Death of author, educator, and Zionist pioneer, Jessie Sampter
Jessie Sampter was an influential Zionist educator, a poet, and a Zionist pioneer. She died at Kibbutz Givat Brenner on November 11, 1938.
Born into a highly assimilated home in New York City, Sampter was influenced by Henrietta Szold, Josephine Lazarus, Mary Antin, Mordecai Kaplan and others to become an ardent advocate of Judaism and Zionism.
Assuming the role of Hadassah's leading educator, she produced manuals and textbooks and organized lectures and classes. She led Hadassah's School of Zionism, training speakers and leaders for both Hadassah and other Zionist organizations. She also wrote poems and short stories throughout her life that emphasized her primary concerns: pacifism, Zionism, and social justice.

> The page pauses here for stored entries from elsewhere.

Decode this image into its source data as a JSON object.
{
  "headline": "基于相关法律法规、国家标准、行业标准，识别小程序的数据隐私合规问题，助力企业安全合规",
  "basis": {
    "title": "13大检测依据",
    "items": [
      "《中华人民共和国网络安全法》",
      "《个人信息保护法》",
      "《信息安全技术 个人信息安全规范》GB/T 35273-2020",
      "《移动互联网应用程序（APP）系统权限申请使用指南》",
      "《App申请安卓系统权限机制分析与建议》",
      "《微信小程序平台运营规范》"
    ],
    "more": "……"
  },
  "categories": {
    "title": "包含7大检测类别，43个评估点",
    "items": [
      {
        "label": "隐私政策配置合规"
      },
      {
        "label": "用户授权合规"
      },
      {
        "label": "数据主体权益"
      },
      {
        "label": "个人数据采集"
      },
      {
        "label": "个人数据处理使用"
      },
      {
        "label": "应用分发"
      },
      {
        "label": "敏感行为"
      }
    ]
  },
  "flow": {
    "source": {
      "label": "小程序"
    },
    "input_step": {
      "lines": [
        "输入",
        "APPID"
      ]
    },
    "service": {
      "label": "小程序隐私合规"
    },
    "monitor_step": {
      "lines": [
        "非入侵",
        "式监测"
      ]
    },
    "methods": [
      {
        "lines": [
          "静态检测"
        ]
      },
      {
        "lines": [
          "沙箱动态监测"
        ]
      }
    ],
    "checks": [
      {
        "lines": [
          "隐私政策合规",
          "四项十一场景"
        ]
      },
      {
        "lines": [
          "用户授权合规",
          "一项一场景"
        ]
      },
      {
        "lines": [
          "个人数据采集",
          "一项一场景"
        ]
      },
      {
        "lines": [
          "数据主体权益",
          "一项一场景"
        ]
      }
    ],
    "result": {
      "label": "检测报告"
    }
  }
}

Having contracted polio at age thirteen she remained in poor health throughout her life. This did not prevent her from settling in Palestine in 1919 where she helped organize the country's first Jewish Scout camp. Sampter developed a strong commitment to assisting Yemenite Jews, founding classes and clubs especially for Yemenite girls and women who often received no formal education. At the time of her death, she had established a vegetarian convalescent home at Kibbutz Givat Brenner. Henrietta Szold presided at her funeral.